In the case of the external communications interface 218 illustrated in Figure 3, the data presented by the microprocessor 30 is converted to the RS485 industry standard for communication within a multiple unit network cable installation. The RS485 external communications interface 218 can be used for factory environments where a number of monitors 10 are networked together to a computer using a 4-wire interconnection cable. In this case the computer fulfils the functions of the external data communication device.

The external communications interfaces 118,218 described above both require cabled or wired, with permanently wired or plug-in connections between the monitors 10 and the external data communication device and power source. It is possible, however, to configure the external communications interface 18 for wireless communication.

Figure 4 illustrates such a wireless external communications interface 318 in which the data presented by the microprocessor 30 is converted to a radio frequency (RF) communications format for communication by way of an antenna 310.

The RF external communications interface 318 is suitable for use in situations where a plurality of monitors 10 are installed in single unit, wireless configuration.

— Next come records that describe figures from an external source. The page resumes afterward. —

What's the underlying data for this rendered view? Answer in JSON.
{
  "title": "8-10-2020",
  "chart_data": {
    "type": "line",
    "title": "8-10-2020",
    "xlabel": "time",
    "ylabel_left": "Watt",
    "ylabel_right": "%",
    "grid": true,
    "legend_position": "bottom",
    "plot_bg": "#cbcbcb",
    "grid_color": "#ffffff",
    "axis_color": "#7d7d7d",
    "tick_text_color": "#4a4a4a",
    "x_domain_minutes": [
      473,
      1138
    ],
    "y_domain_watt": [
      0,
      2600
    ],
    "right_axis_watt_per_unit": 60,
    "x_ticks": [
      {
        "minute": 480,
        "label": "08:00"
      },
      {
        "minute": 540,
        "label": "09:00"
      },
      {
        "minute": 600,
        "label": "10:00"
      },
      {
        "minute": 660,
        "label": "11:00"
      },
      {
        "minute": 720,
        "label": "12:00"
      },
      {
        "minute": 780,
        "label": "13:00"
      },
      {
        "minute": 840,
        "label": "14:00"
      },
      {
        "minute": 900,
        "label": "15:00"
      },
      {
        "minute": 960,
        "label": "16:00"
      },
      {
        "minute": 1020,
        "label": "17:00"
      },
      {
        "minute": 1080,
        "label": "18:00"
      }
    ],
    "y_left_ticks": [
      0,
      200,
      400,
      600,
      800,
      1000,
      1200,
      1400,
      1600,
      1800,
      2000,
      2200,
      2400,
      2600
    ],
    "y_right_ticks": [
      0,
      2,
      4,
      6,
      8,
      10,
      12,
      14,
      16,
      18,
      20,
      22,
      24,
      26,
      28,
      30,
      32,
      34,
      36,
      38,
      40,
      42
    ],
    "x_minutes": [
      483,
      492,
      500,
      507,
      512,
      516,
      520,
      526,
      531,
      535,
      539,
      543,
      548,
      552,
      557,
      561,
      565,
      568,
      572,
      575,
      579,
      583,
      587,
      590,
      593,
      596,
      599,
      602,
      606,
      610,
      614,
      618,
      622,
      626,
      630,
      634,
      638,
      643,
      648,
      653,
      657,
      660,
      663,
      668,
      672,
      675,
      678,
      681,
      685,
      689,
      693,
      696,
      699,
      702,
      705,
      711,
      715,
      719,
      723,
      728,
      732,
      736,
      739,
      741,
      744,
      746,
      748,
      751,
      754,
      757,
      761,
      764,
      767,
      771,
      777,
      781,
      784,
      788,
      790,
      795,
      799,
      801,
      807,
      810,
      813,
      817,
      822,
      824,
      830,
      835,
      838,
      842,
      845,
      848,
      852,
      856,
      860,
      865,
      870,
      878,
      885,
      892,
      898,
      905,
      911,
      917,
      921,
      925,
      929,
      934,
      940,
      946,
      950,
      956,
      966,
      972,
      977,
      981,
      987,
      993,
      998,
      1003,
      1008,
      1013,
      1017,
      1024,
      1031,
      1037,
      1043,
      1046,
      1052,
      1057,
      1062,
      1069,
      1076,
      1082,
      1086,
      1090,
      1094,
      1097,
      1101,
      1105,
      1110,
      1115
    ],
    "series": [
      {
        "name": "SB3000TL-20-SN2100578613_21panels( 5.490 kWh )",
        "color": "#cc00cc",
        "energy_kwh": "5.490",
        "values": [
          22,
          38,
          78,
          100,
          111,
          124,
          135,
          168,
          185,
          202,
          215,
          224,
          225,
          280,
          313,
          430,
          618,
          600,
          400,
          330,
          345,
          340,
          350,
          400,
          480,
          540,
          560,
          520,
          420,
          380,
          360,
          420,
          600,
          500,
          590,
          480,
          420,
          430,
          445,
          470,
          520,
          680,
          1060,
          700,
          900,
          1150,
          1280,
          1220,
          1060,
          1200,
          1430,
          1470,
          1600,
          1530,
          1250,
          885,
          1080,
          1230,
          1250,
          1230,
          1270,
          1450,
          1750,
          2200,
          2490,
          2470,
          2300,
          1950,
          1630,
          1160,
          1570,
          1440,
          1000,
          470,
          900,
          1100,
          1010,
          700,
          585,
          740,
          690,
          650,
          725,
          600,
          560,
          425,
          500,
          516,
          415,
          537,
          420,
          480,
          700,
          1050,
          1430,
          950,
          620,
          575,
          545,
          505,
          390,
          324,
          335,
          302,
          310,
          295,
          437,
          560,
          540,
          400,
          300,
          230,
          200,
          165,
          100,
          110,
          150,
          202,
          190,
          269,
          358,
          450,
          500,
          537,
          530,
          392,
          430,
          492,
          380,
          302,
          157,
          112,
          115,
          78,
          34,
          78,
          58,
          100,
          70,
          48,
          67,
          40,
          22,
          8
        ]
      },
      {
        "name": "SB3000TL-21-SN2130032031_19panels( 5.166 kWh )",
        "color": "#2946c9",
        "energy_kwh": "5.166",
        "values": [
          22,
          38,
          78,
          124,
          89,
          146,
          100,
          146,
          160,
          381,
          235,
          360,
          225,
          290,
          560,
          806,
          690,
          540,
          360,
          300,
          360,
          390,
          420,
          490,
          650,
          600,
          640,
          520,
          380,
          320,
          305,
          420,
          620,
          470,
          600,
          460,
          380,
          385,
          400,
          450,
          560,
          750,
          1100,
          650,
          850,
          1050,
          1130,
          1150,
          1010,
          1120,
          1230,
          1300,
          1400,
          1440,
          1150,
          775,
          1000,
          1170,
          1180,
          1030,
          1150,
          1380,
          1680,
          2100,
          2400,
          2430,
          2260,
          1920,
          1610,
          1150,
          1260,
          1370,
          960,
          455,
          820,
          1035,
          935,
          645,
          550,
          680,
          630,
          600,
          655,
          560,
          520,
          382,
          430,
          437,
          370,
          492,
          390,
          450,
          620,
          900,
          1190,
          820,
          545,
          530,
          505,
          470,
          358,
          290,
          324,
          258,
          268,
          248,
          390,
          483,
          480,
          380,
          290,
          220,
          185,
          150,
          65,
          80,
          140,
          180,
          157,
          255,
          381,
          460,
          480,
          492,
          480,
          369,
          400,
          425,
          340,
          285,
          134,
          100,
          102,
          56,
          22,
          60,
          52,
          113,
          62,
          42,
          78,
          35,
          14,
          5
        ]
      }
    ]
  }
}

Since the connection to the external

data communication device is contact free, such an RF interface (318) is ideally suited to harsh or intrinsically safe environments where stringent safety standards, such as spark free communications interfaces, must be employed.

The external data communication device preferred for use with the RF external communications interface 318 is preferably a dedicated, purpose-built RF data logging device. In this way, matching, proprietary RF communications formats can be used in the external communications interface 318 and the RF data logging device.

In order to collect and transfer the stored operation history of a monitored machine to an external data processing device, the RF data logging device is brought into close proximity with the monitor 10 and actuated. The RF signal output by the RF data logging device is converted in the RF communications interface 318. The voltage of the resultant power input is sufficiently high for the power control 26 to switch to the external power line 27.

In this way, electrical power is supplied by the RF data logging device during the process of data communication between the RF data logging device and the monitor 10 As soon as the RF data logging unit is deactivated or removed from the proximity of the monitor 10, the voltage on the external power line 27 drops below the set threshold. This results in the power control 26 switching back automatically to the primary power line 25 for the resumption of the supply of battery power to the monitor 10.

In wired or cabled applications where wired or cabled external communications interfaces (118 and 218) are acceptable, the external data communication device provides power to the monitor 10 for the duration of the data communication session. In these situations, a dedicated power line will be included in the connection cable.

The ability to derive the monitor power supply from the external data communication device via the external communications interface 18 ensures that the power drain from the battery 24 is minimised, thus extending the operating life of the battery 24 and therefore of the monitor 10.